Fish Oil For Childhood Asthma Prevention?
The New England Journal of Medicine has published findings promising to the lowering of asthma risk in children. Over 700 pregnant women entering their third trimester were randomized to receive daily supplements containing either 2.4 g of fish oil or a placebo in the form of olive oil, up until one week after delivery.
The fish oil pill contained the omega-3 fatty acids eicosapentaenoic acid (EPA) and docosahexaenoic acid (DHA). The main assessment on the effect of the fish oil supplementation was for the babies’ risk of persistent wheeze and asthma.

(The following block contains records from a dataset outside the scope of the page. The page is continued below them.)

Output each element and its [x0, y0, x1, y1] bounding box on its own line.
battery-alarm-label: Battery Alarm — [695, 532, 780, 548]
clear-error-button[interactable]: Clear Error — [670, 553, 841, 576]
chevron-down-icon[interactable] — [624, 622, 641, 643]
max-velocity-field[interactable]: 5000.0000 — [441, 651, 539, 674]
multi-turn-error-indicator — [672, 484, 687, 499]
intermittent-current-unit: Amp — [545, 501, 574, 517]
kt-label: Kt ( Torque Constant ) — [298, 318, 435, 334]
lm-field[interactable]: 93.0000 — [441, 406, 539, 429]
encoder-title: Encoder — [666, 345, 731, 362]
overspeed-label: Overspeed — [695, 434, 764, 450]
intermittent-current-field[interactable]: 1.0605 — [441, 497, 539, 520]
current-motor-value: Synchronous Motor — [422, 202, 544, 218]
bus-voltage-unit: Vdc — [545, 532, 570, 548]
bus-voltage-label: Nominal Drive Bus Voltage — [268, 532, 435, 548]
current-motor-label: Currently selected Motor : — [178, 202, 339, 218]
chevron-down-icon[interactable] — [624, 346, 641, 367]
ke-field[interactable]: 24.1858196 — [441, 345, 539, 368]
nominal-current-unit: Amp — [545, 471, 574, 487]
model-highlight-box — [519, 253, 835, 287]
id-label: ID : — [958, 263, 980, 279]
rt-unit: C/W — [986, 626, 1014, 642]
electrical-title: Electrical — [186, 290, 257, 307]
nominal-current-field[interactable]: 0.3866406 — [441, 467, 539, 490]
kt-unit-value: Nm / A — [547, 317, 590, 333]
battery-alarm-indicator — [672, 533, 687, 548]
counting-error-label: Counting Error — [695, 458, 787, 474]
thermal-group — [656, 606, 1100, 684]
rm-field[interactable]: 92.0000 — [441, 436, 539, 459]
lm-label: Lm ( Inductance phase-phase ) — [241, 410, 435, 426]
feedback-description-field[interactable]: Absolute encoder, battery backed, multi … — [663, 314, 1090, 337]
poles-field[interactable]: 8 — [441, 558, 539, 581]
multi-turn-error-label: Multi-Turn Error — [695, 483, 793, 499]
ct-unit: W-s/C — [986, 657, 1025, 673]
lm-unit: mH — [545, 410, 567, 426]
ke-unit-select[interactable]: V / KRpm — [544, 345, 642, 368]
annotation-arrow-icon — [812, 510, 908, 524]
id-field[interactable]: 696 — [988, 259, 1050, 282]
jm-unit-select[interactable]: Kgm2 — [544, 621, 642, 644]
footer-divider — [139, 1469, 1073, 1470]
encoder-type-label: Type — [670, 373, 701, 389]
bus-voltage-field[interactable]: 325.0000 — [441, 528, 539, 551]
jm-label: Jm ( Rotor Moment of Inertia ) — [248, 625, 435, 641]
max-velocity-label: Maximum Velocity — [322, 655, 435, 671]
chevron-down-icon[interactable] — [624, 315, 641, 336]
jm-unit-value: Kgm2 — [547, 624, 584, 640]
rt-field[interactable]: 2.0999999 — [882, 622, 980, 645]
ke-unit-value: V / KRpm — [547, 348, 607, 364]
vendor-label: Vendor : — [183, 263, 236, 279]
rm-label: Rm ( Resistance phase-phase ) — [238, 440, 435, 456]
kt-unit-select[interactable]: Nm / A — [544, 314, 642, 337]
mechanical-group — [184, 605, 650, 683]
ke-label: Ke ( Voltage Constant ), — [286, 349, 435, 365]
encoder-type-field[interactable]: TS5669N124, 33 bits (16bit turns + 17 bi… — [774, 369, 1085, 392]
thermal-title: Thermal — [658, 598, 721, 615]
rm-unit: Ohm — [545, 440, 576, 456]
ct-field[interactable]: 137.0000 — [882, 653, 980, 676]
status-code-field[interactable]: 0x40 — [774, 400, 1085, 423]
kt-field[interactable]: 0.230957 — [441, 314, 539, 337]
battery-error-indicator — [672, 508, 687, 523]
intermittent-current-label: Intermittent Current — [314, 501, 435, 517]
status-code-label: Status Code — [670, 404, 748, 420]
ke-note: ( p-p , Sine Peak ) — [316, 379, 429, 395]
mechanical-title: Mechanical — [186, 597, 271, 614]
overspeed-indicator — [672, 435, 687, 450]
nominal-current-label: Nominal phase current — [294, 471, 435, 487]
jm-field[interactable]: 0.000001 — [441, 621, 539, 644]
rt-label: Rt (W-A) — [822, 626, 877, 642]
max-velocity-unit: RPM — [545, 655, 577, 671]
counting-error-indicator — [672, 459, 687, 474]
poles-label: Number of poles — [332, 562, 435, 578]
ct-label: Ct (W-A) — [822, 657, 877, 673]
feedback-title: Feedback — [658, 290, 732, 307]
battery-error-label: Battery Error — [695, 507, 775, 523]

The children formed the Copenhagen Prospective Studies on Asthma in Childhood 2010 cohort and were followed prospectively with extensive clinical phenotyping. Neither the investigators nor the participants were aware of group assignments during follow-up for the first three years of the children’s lives. There was then also a two-year follow-up period during which only the investigators were unaware of group assignments.
A total of 695 children were included in the trial. The risk of persistent wheeze or asthma in the treatment group was 16.9%, versus 23.7% in the control group. Among women with the lowest blood levels of EPA and DHA at the time of the initial randomization, fish oil supplementation cut the risk for these two primary outcomes in half.
At the same time, it appears that reduced intake of n−3 long-chain polyunsaturated fatty acids may be a contributing factor to persistent wheezing disorders, the prevalence of which are increasing. Supplementation also reduced the risk of infections of the lower respiratory tract in offspring by roughly seven percentage points, or one third.
In an editorial accompanying the findings, NEJM notes that we should proceed with caution. While referring to the findings as "highly promising," the author notes that it's "imperative to ensure that [the high omega-3 dose used] had no adverse effects on behavior, cognition, or other long-term outcomes."